The evidence concerns four primate teeth that Jean-Jacques Jaeger and his colleagues discovered in Myanmar.
"We searched around six tons of material before we saw those four teeth on this strange little animal."
However, Afrasia's teeth cannot be seen with the naked eye. The ape weighed in at just 100 grams during its lifetime around 37 million years ago.
"These teeth are extremely small. We had to use magnifying glasses and microscopes to find them among all the stones in the overburden. We really sorted grain by grain of sand to find individual teeth."
As the generic name Afrasia suggests, the find is intended to emphasize the connection between Asia and Africa. Because it proves that the higher primates first and exclusively developed in Asia before they moved to Africa. Suddenly, the primate fossils that Jean-Jacques Jaeger discovered in Libya two years ago also fit into the theoretical structure. These bones were 39 million years old and are considered to be the oldest representatives of the monkeys ever to be found in Africa. However, it was not clear at the time where the development towards the higher primates took place: in Asia or Africa. The new bones, however, now clearly show that the route went from Asia to Africa. In Asia, researchers can now use fossils to demonstrate the constant development of primates. In Africa, however, these animals appear very late. What is astonishing, however, is the similarity between the old finds from Libya and the new ones from Myanmar, says Jean-Jacques Jaeger.
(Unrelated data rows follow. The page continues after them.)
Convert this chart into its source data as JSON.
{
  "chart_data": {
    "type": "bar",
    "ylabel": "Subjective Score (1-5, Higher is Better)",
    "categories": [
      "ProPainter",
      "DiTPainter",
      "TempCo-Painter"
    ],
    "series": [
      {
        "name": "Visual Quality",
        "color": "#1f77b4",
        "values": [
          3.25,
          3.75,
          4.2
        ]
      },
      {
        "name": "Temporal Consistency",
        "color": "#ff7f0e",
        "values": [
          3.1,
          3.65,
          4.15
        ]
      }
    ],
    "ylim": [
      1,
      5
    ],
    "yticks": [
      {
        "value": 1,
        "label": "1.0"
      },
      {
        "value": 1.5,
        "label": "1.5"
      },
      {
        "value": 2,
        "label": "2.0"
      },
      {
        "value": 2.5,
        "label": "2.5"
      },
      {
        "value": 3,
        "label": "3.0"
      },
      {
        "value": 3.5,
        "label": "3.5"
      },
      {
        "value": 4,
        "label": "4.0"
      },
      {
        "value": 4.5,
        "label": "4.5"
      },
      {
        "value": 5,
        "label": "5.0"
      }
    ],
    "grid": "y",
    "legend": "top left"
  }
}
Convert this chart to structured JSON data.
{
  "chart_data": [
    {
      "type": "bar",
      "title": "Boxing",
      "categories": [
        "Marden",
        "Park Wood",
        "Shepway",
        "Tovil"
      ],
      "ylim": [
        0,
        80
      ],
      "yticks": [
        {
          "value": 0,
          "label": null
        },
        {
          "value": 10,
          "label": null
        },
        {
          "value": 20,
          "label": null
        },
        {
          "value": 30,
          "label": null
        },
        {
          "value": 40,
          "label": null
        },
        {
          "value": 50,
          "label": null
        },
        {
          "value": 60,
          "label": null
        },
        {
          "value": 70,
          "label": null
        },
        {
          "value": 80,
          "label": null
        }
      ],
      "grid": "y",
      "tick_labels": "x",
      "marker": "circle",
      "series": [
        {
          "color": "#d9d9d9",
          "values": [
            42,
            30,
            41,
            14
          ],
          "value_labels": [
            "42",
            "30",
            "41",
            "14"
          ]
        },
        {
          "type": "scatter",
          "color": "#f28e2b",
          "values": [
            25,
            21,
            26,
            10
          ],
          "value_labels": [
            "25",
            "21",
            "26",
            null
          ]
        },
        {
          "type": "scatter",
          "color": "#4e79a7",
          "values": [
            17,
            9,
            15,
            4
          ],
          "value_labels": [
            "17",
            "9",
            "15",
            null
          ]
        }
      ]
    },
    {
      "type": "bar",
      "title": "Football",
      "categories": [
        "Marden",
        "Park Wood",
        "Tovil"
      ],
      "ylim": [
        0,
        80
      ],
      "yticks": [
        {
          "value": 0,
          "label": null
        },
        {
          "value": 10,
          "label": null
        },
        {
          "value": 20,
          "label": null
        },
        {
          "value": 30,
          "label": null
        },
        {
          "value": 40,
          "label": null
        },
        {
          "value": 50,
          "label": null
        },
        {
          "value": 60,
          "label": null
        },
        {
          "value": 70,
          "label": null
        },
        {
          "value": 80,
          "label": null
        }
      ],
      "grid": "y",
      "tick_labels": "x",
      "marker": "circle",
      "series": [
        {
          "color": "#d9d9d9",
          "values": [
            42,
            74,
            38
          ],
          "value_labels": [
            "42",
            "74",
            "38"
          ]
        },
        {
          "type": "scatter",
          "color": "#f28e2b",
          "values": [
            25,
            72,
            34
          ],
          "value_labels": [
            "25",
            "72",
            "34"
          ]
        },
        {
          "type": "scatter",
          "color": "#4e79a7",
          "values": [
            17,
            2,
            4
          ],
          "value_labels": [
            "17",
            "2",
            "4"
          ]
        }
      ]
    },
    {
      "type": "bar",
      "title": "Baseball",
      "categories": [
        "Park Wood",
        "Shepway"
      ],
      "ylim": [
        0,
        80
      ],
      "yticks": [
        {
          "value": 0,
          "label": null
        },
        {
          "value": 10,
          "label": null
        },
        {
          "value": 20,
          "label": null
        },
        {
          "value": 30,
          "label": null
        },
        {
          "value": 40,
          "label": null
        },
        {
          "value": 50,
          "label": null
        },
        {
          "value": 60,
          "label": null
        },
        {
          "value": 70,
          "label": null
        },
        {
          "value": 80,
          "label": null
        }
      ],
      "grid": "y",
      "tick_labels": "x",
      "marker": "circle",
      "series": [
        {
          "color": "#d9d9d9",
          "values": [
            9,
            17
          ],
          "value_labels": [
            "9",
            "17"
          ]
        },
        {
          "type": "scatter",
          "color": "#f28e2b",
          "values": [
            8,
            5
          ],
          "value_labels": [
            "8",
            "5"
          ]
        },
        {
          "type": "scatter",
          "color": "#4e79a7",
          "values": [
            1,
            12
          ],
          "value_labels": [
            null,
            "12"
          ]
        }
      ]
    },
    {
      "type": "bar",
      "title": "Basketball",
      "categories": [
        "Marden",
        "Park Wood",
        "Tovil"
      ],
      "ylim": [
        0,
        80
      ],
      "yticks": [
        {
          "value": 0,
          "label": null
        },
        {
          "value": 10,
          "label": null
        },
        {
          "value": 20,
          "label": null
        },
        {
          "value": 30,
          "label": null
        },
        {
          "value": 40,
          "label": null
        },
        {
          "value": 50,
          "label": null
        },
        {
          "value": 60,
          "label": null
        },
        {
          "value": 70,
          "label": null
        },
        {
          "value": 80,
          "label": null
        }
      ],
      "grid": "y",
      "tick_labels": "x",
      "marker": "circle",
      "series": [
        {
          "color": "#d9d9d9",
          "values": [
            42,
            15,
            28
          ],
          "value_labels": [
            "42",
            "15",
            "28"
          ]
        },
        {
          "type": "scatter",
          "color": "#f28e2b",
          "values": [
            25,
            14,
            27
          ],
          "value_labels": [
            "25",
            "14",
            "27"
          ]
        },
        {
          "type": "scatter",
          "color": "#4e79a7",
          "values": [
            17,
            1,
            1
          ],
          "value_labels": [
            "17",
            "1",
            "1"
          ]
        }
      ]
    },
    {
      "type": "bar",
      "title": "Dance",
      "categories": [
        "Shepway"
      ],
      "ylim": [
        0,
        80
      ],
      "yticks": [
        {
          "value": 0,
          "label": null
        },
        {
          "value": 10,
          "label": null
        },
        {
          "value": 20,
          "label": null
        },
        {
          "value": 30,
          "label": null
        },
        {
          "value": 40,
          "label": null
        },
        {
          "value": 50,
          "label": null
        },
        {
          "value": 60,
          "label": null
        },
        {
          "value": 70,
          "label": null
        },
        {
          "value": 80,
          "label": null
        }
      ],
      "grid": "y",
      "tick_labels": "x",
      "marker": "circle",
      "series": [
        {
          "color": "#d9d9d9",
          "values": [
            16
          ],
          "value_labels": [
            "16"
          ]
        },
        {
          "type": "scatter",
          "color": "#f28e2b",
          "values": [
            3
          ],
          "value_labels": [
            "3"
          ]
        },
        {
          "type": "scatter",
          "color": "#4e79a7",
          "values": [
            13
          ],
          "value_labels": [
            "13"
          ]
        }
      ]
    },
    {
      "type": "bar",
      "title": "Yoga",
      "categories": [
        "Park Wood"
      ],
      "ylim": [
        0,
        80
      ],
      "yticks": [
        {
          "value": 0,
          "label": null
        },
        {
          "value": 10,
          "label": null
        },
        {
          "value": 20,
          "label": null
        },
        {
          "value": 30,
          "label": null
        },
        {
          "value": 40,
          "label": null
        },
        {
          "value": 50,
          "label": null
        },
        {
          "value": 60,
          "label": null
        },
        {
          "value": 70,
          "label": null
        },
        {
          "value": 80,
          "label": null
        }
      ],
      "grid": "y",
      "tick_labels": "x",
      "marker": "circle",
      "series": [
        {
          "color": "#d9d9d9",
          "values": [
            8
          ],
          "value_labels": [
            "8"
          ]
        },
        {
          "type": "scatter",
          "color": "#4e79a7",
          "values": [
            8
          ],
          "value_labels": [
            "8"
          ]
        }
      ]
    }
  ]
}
"The upper molars not only look similar, they are identical! And that is exactly what makes the find so significant. It is not about similarities, but about actual similarities. Only the lower molars have tiny differences, but there is no doubt the fact that we are dealing here with two closely related species. "
The researchers do not yet know how these early primates covered the 8,000 kilometers from Asia to North Africa around 40 million years ago. What is certain is that these animals conquered Africa. Many millions of years later, among other things, those representatives from which our ancestors emerged developed from them. However, such early ape developments regarding the incarnation are pure speculation. Because even 20 million years ago, and thus 19 million years after the appearance of the first little monkeys in Africa, the common ancestors of all great apes still lived, including humans themselves.